Why Is the Air Force Suddenly Removing Drone Strike Data?

Image: AP

As the debate over the federal government’s drone strike program is climaxing in Washington, the Air Force has quietly erased previously published drone strike data from its website. Additionally, the Air Force has now changed its policy of publishing statistics of drone strikes in Afghanistan each month.

Air Force Central Command (AFCENT) had been publishing monthly updates on drone strikes, or “weapons releases from remotely piloted aircraft (RPA),” since October.
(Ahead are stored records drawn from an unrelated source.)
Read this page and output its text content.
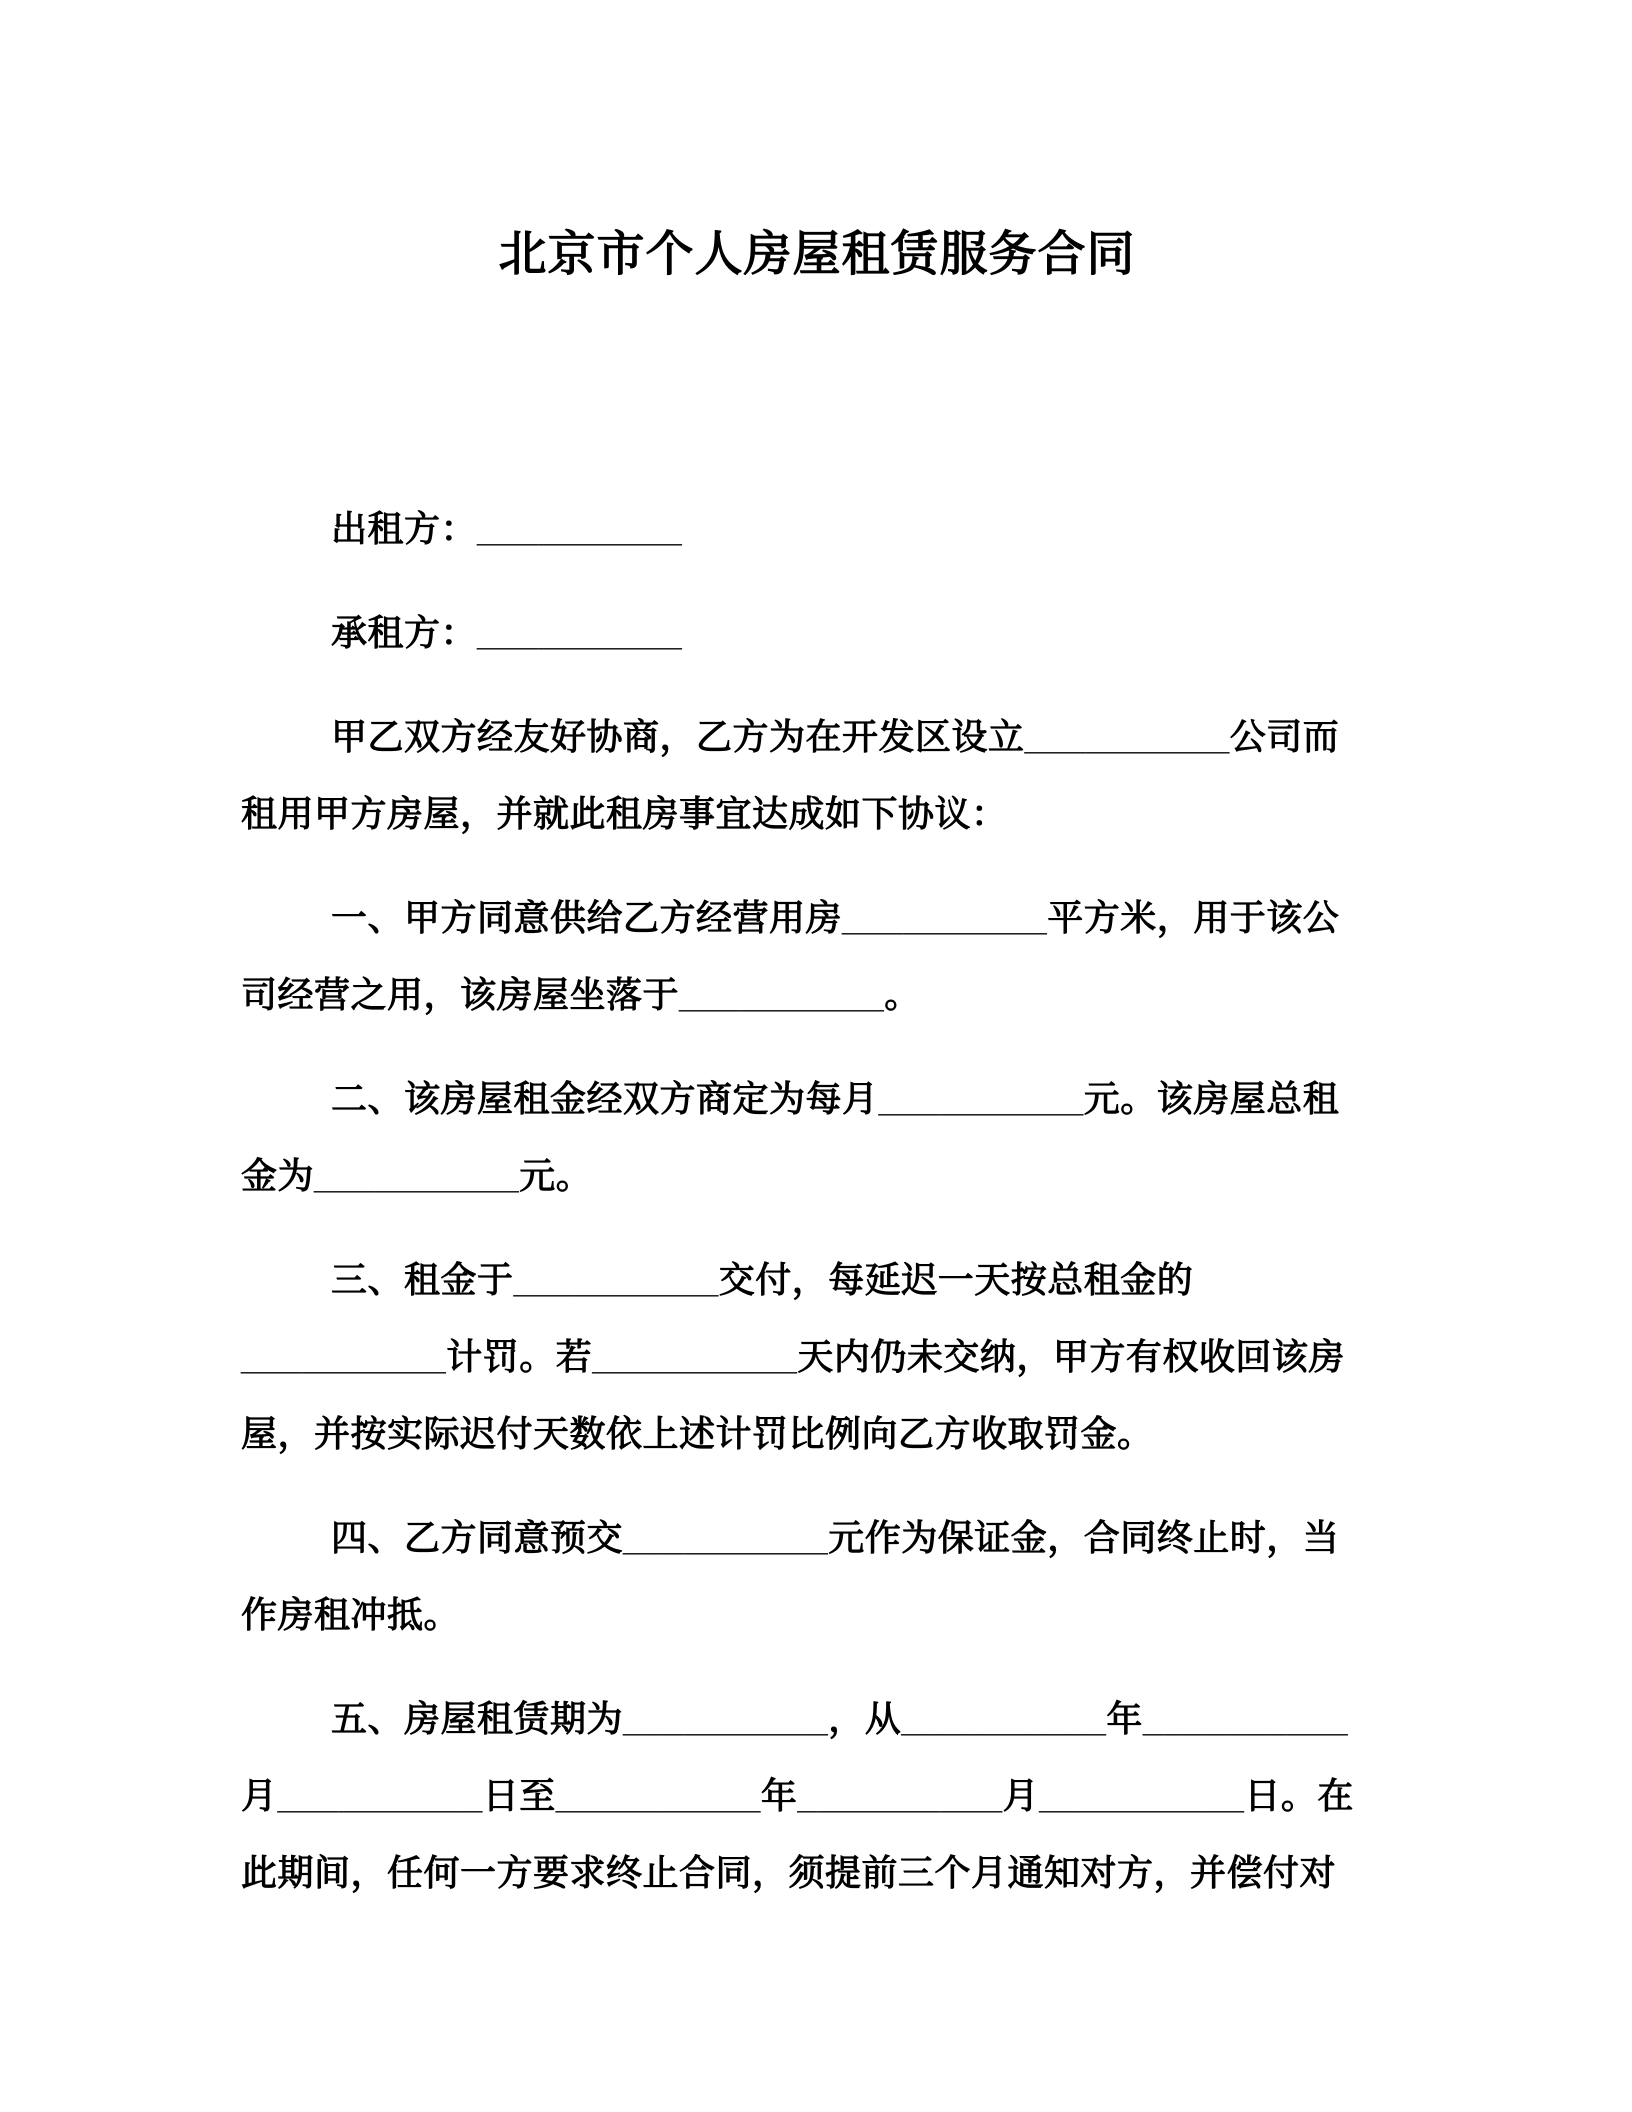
北京市个人房屋租赁服务合同

出租方：__________

承租方：__________

甲乙双方经友好协商，乙方为在开发区设立__________公司而
租用甲方房屋，并就此租房事宜达成如下协议：

一、甲方同意供给乙方经营用房__________平方米，用于该公
司经营之用，该房屋坐落于__________。

二、该房屋租金经双方商定为每月__________元。该房屋总租
金为__________元。

三、租金于__________交付，每延迟一天按总租金的
__________计罚。若__________天内仍未交纳，甲方有权收回该房
屋，并按实际迟付天数依上述计罚比例向乙方收取罚金。

四、乙方同意预交__________元作为保证金，合同终止时，当
作房租冲抵。

五、房屋租赁期为__________，从__________年__________
月__________日至__________年__________月__________日。在
此期间，任何一方要求终止合同，须提前三个月通知对方，并偿付对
However, data published in February suddenly “contained empty space where the box of RPA statistics had previously been,” the Air Force Times reports.

Upon further investigation, Air Force Times reporters Brian Everstine and Aaron Mehta discovered additional statistics from previous months were missing as well.

Foreign Policy provides a before and after of the Air Force drone strike reports:

Why Is the Air Force Suddenly Removing Drone Strike Data?

More from the Air Force Times on suspicious timing of the changes:

The data removal coincided with increased scrutiny on RPA policy caused by President Barack Obama’s nomination of John Brennan to head the CIA. Brennan faced opposition in the Senate over the use of RPAs and his defense of their legality in his role as Obama’s deputy national security adviser.

On Feb. 20, two days before the metadata indicates the scrubbed files were created, Sen. Rand Paul, R-Ky., sent a letter to Brennan saying that he would filibuster the nomination over concerns about using RPA strikes inside the U.S., a threat he carried out for over 12 hours on March 6 (Brennan was confirmed the next day).

That same day, Sen. Lindsay Graham, R-S.C., told a crowd in South Carolina that strikes by American RPAs have killed 4,700 people.

A Defense Department spokesman told the Air Force Times that the department had nothing to do with the data scrub. AFCENT did not respond to inquires from the Air Force Times.